The Business Poet – Chapter 5
On Stakeholders
Merlin hoped he hadn’t ruffled too many feathers by challenging customer supremacy. But long years of business experience had taught him that they are only one stakeholder group – albeit a critical one. So he was delighted by the follow up question, from their social responsibility officer, who spent a great deal of time listening to the needs to communities in which the company operated.
“Speak to us of Stakeholders. Will we ever seriously challenge the corporate obsession with shareholders?”
This was a matter close to Merlin’s heart. He often wondered if, for all the good capitalism had done in the world, the power of shareholders could be its ultimate Achilles heel. He consulted his notes, and read by the flickering candle light:
“Business is the living manifestation of a complex web of relationships.
“Just as the body depends on the coordinated functioning of all its parts, so companies rely on the constructive interaction of multiple stakeholders for their continued existence and success.

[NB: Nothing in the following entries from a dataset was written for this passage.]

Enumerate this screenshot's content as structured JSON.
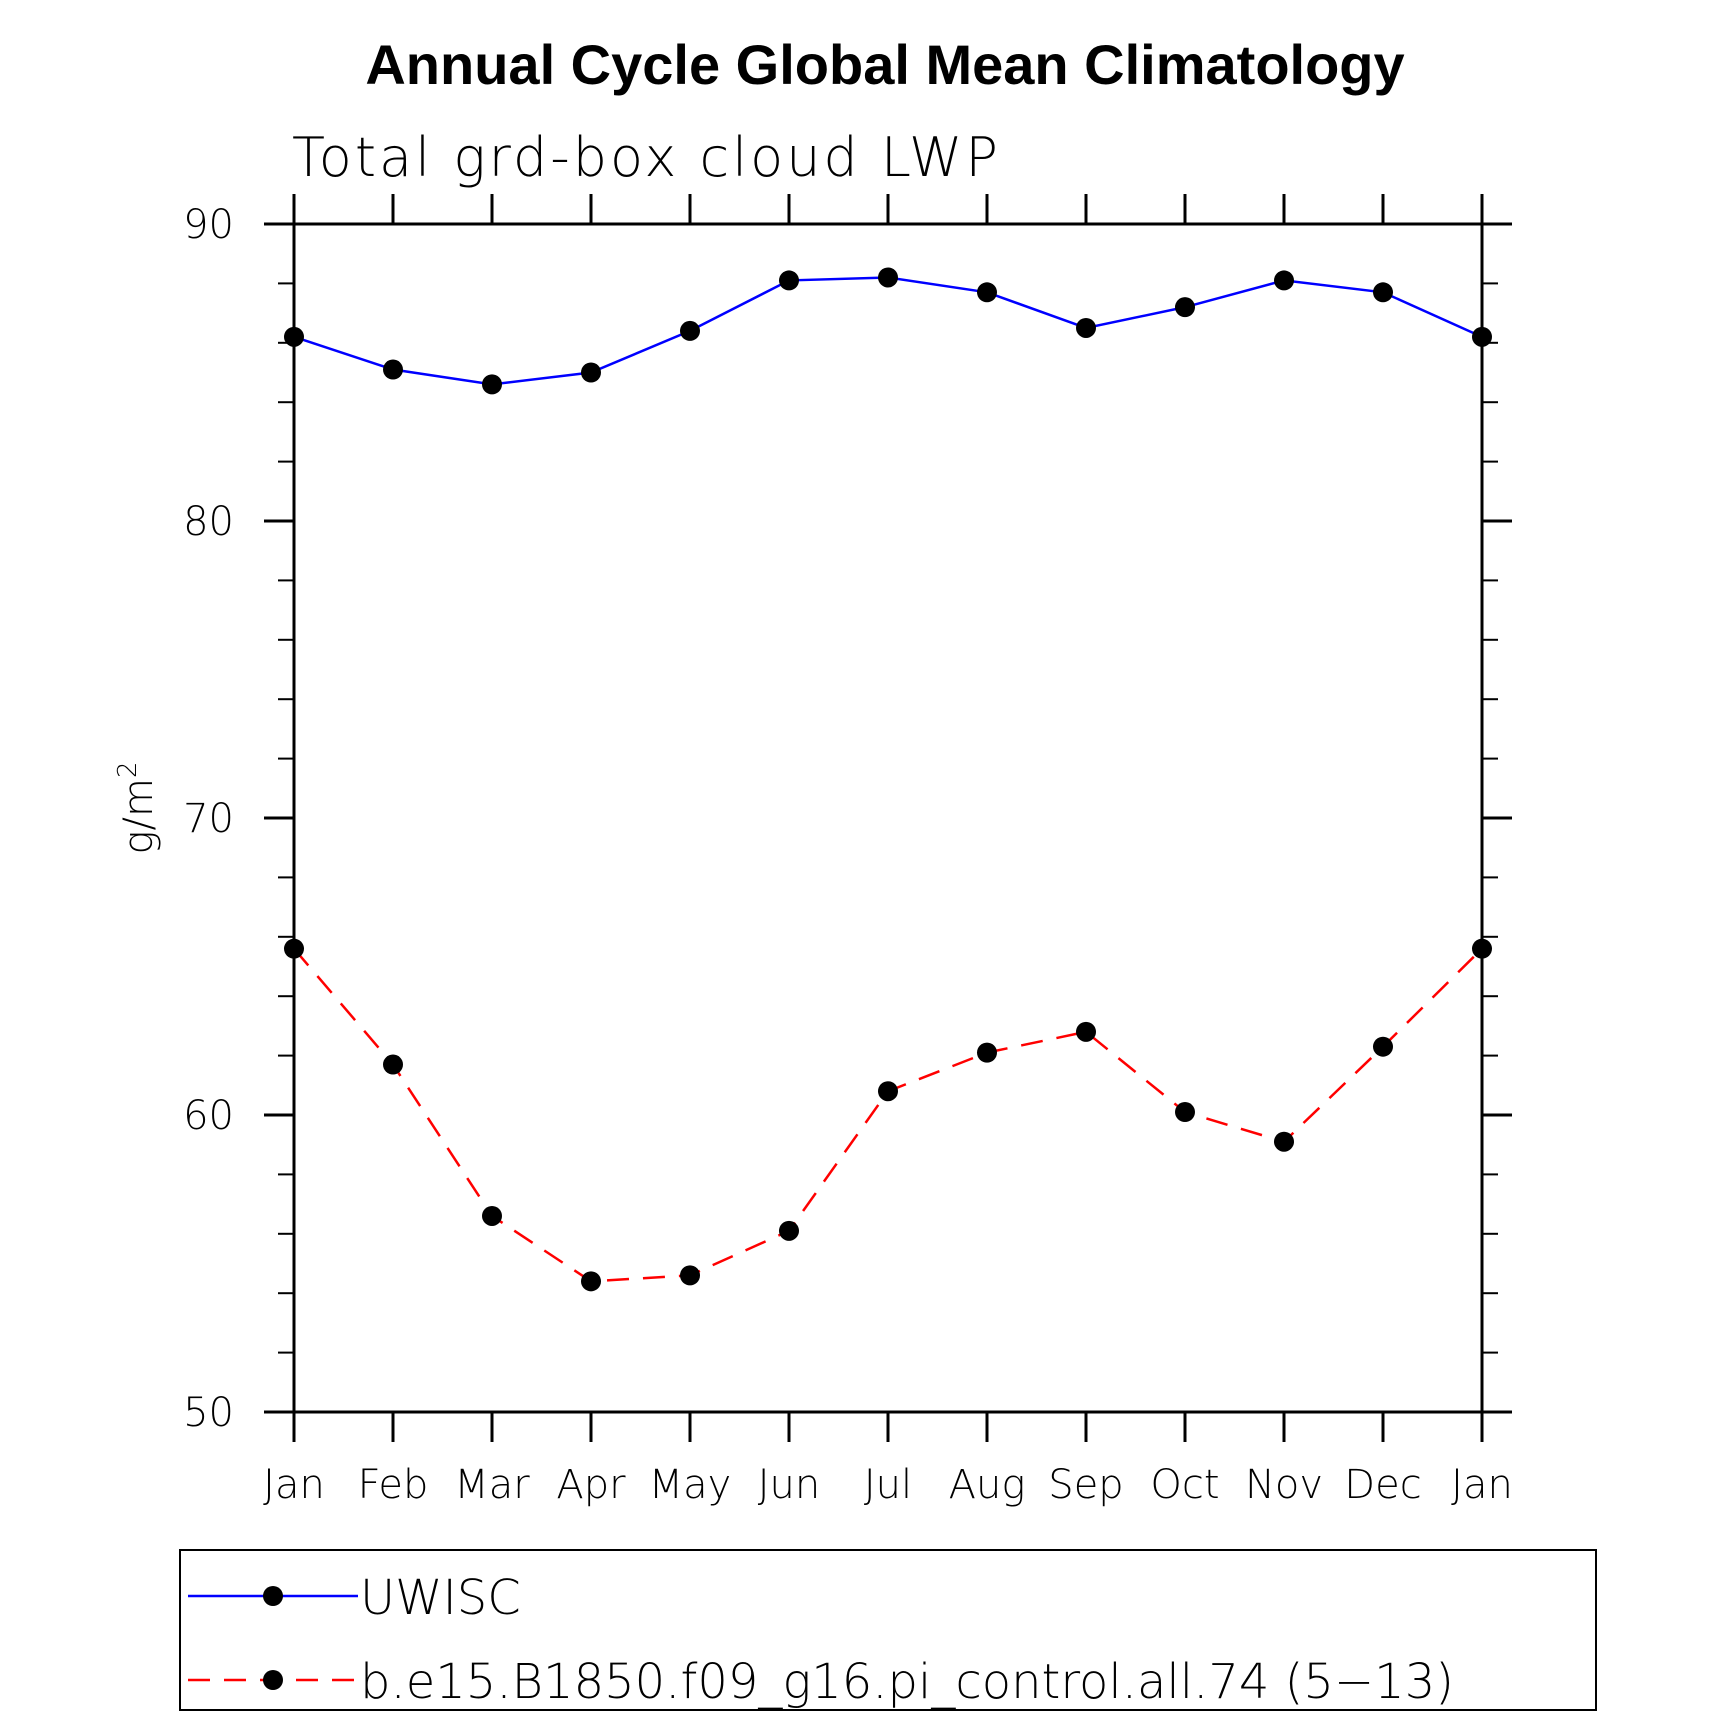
{
  "chart_data": {
    "type": "line",
    "title": "Annual Cycle Global Mean Climatology",
    "subtitle": "Total grd-box cloud LWP",
    "ylabel": "g/m",
    "ylabel_superscript": "2",
    "xlabel": "",
    "categories": [
      "Jan",
      "Feb",
      "Mar",
      "Apr",
      "May",
      "Jun",
      "Jul",
      "Aug",
      "Sep",
      "Oct",
      "Nov",
      "Dec",
      "Jan"
    ],
    "ylim": [
      50,
      90
    ],
    "yticks": [
      50,
      60,
      70,
      80,
      90
    ],
    "yticks_labels": [
      "50",
      "60",
      "70",
      "80",
      "90"
    ],
    "grid": false,
    "legend_position": "bottom",
    "series": [
      {
        "name": "UWISC",
        "color": "#0000ff",
        "line_style": "solid",
        "marker": "filled-circle",
        "values": [
          86.2,
          85.1,
          84.6,
          85.0,
          86.4,
          88.1,
          88.2,
          87.7,
          86.5,
          87.2,
          88.1,
          87.7,
          86.2
        ]
      },
      {
        "name": "b.e15.B1850.f09_g16.pi_control.all.74 (5−13)",
        "color": "#ff0000",
        "line_style": "dashed",
        "marker": "filled-circle",
        "values": [
          65.6,
          61.7,
          56.6,
          54.4,
          54.6,
          56.1,
          60.8,
          62.1,
          62.8,
          60.1,
          59.1,
          62.3,
          65.6
        ]
      }
    ]
  }
}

“The dreaming logic of the head must listen to the yearning intuitions of the heart.
“The craving appetite of the stomach must heed the cleansing capacity of the liver.

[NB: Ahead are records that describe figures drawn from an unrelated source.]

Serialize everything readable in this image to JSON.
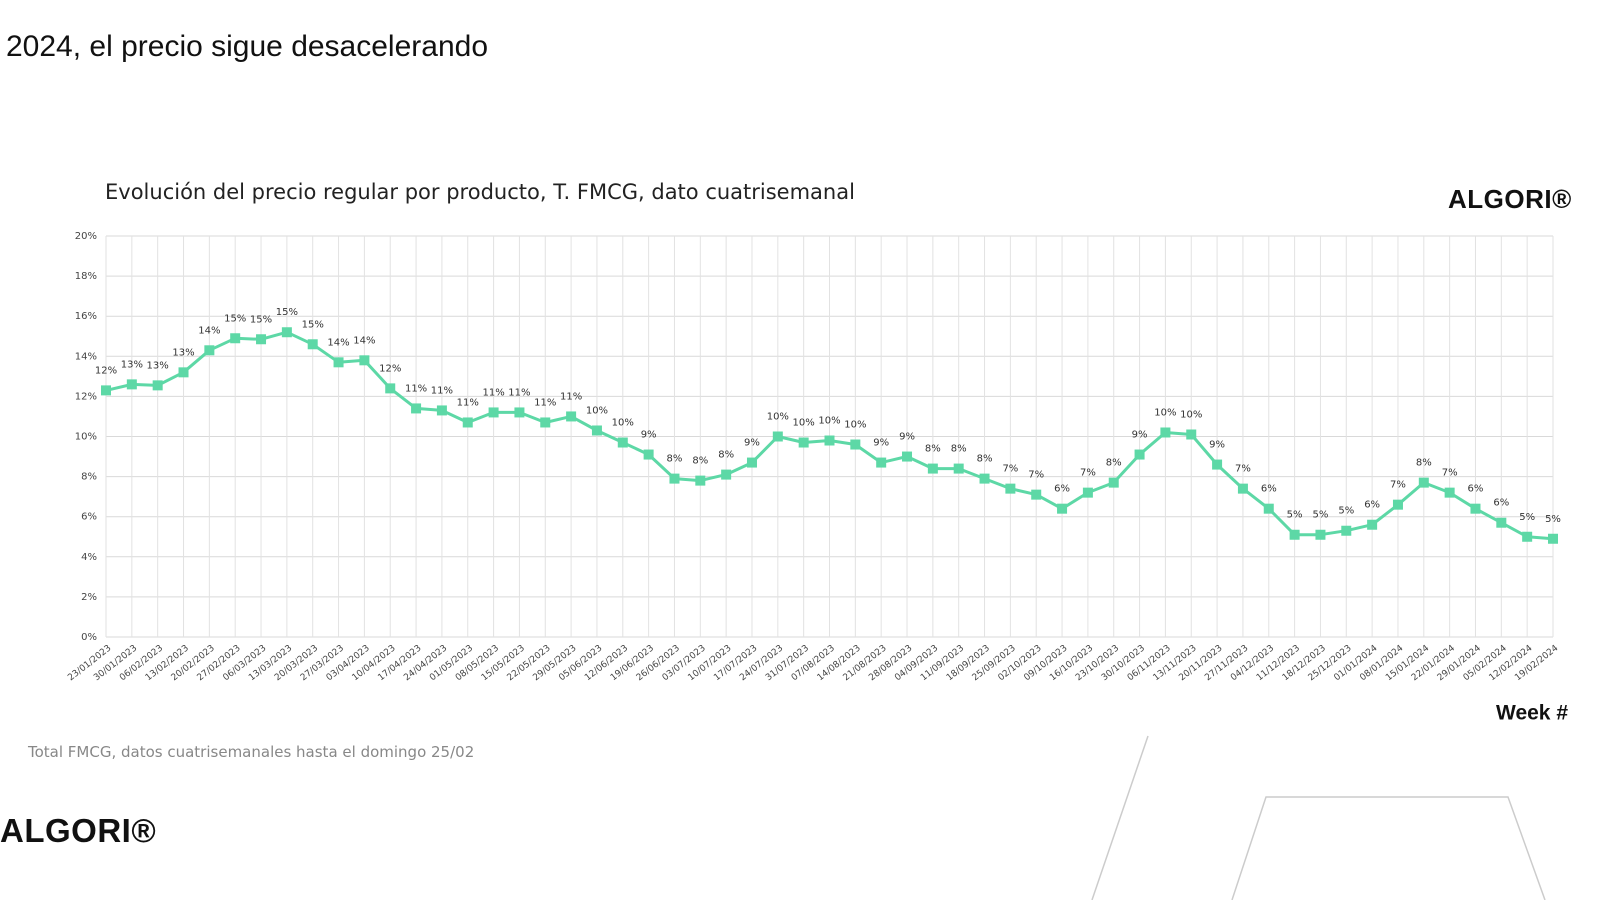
{
  "slide": {
    "title": "2024, el precio sigue desacelerando",
    "logo": "ALGORI®",
    "note": "Total FMCG, datos cuatrisemanales hasta el domingo 25/02"
  },
  "chart_data": {
    "type": "line",
    "title": "Evolución del precio regular por producto, T. FMCG, dato cuatrisemanal",
    "x_label": "Week #",
    "categories": [
      "23/01/2023",
      "30/01/2023",
      "06/02/2023",
      "13/02/2023",
      "20/02/2023",
      "27/02/2023",
      "06/03/2023",
      "13/03/2023",
      "20/03/2023",
      "27/03/2023",
      "03/04/2023",
      "10/04/2023",
      "17/04/2023",
      "24/04/2023",
      "01/05/2023",
      "08/05/2023",
      "15/05/2023",
      "22/05/2023",
      "29/05/2023",
      "05/06/2023",
      "12/06/2023",
      "19/06/2023",
      "26/06/2023",
      "03/07/2023",
      "10/07/2023",
      "17/07/2023",
      "24/07/2023",
      "31/07/2023",
      "07/08/2023",
      "14/08/2023",
      "21/08/2023",
      "28/08/2023",
      "04/09/2023",
      "11/09/2023",
      "18/09/2023",
      "25/09/2023",
      "02/10/2023",
      "09/10/2023",
      "16/10/2023",
      "23/10/2023",
      "30/10/2023",
      "06/11/2023",
      "13/11/2023",
      "20/11/2023",
      "27/11/2023",
      "04/12/2023",
      "11/12/2023",
      "18/12/2023",
      "25/12/2023",
      "01/01/2024",
      "08/01/2024",
      "15/01/2024",
      "22/01/2024",
      "29/01/2024",
      "05/02/2024",
      "12/02/2024",
      "19/02/2024"
    ],
    "values": [
      12.3,
      12.6,
      12.55,
      13.2,
      14.3,
      14.9,
      14.85,
      15.2,
      14.6,
      13.7,
      13.8,
      12.4,
      11.4,
      11.3,
      10.7,
      11.2,
      11.2,
      10.7,
      11.0,
      10.3,
      9.7,
      9.1,
      7.9,
      7.8,
      8.1,
      8.7,
      10.0,
      9.7,
      9.8,
      9.6,
      8.7,
      9.0,
      8.4,
      8.4,
      7.9,
      7.4,
      7.1,
      6.4,
      7.2,
      7.7,
      9.1,
      10.2,
      10.1,
      8.6,
      7.4,
      6.4,
      5.1,
      5.1,
      5.3,
      5.6,
      6.6,
      7.7,
      7.2,
      6.4,
      5.7,
      5.0,
      4.9
    ],
    "value_labels": [
      "12%",
      "13%",
      "13%",
      "13%",
      "14%",
      "15%",
      "15%",
      "15%",
      "15%",
      "14%",
      "14%",
      "12%",
      "11%",
      "11%",
      "11%",
      "11%",
      "11%",
      "11%",
      "11%",
      "10%",
      "10%",
      "9%",
      "8%",
      "8%",
      "8%",
      "9%",
      "10%",
      "10%",
      "10%",
      "10%",
      "9%",
      "9%",
      "8%",
      "8%",
      "8%",
      "7%",
      "7%",
      "6%",
      "7%",
      "8%",
      "9%",
      "10%",
      "10%",
      "9%",
      "7%",
      "6%",
      "5%",
      "5%",
      "5%",
      "6%",
      "7%",
      "8%",
      "7%",
      "6%",
      "6%",
      "5%",
      "5%"
    ],
    "color": "#5dd8a6",
    "ylim": [
      0,
      20
    ],
    "yticks": [
      {
        "value": 0,
        "label": "0%"
      },
      {
        "value": 2,
        "label": "2%"
      },
      {
        "value": 4,
        "label": "4%"
      },
      {
        "value": 6,
        "label": "6%"
      },
      {
        "value": 8,
        "label": "8%"
      },
      {
        "value": 10,
        "label": "10%"
      },
      {
        "value": 12,
        "label": "12%"
      },
      {
        "value": 14,
        "label": "14%"
      },
      {
        "value": 16,
        "label": "16%"
      },
      {
        "value": 18,
        "label": "18%"
      },
      {
        "value": 20,
        "label": "20%"
      }
    ],
    "grid": true
  }
}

“The eager strides of the feet must match the energising breath of the lungs.
“Companies that pander exclusively to the demands of insatiable shareholders risk acquiring a compulsive eating disorder, while those that neglect returns to capital providers may soon be staring anorexia in the face.
“Managers that place their own comforts and rewards ahead of the welfare of their workers are selfish cancer cells that threaten to destroy the entire body, while employees that make blind demands without regard for the health of the company may unwittingly be spreading a debilitating virus.

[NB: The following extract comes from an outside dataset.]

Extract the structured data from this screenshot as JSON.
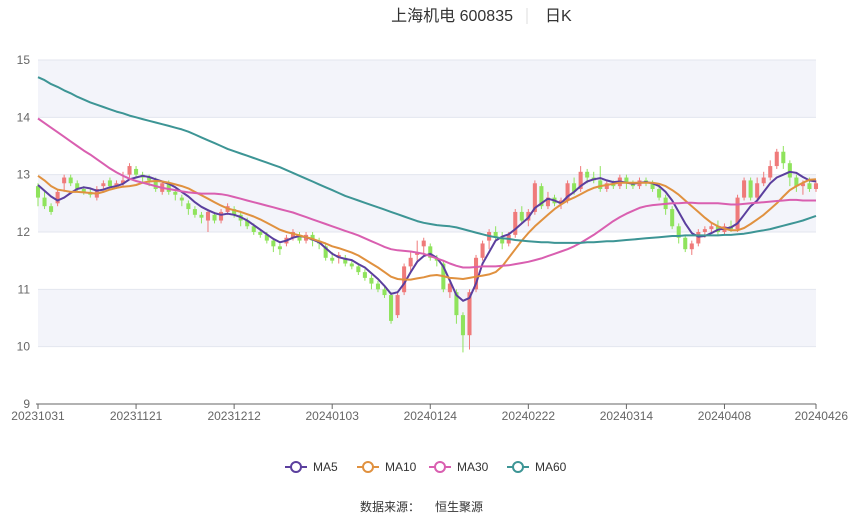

“Businesses that pollute the environment or fail to look after the community are poisoning the body and eroding its immune system, while civic and green organisations that attack rather than engage constructively must face the full force of the body’s self defence mechanisms.
“The needs of the private sector are many and varied, like the diverse requirements of the body, for water, food, rest and stimulation.
“An enterprise without a market of willing customers is a baby still-born, and a business without a stable, transparent government is a tantrum child.
“A company without reliable suppliers is a fickle teenager and a commercial venture without a record of good media relations is a staid adult.
An organisation without an incubator of creative innovators is a dying elder.
“A healthy body maintains a state of dynamic equilibrium, yet there is no single measure to diagnose this ideal balance.
“Temperature, pulse and blood pressure, all combine to paint a picture of health or illness.
“Likewise, the vitality and sustainability of a business cannot be determined by the satisfaction of one stakeholder group only, or even all stakeholders at one point in time.
“The stakeholder-sensitive company invests in multiple instruments and tracks diverse measures for continuous bio-monitoring and bio-feedback that signals the state of health of the corporate body.
“In reality, a body does not consist of separate parts at all, but functions as an integrated whole.
“Machines can be dismantled, but if a body is dissected, it means it is dead.
“Those businesses are most alive that are inseparable, even indistinguishable, from their stakeholders, for this is the way of the living organisms.”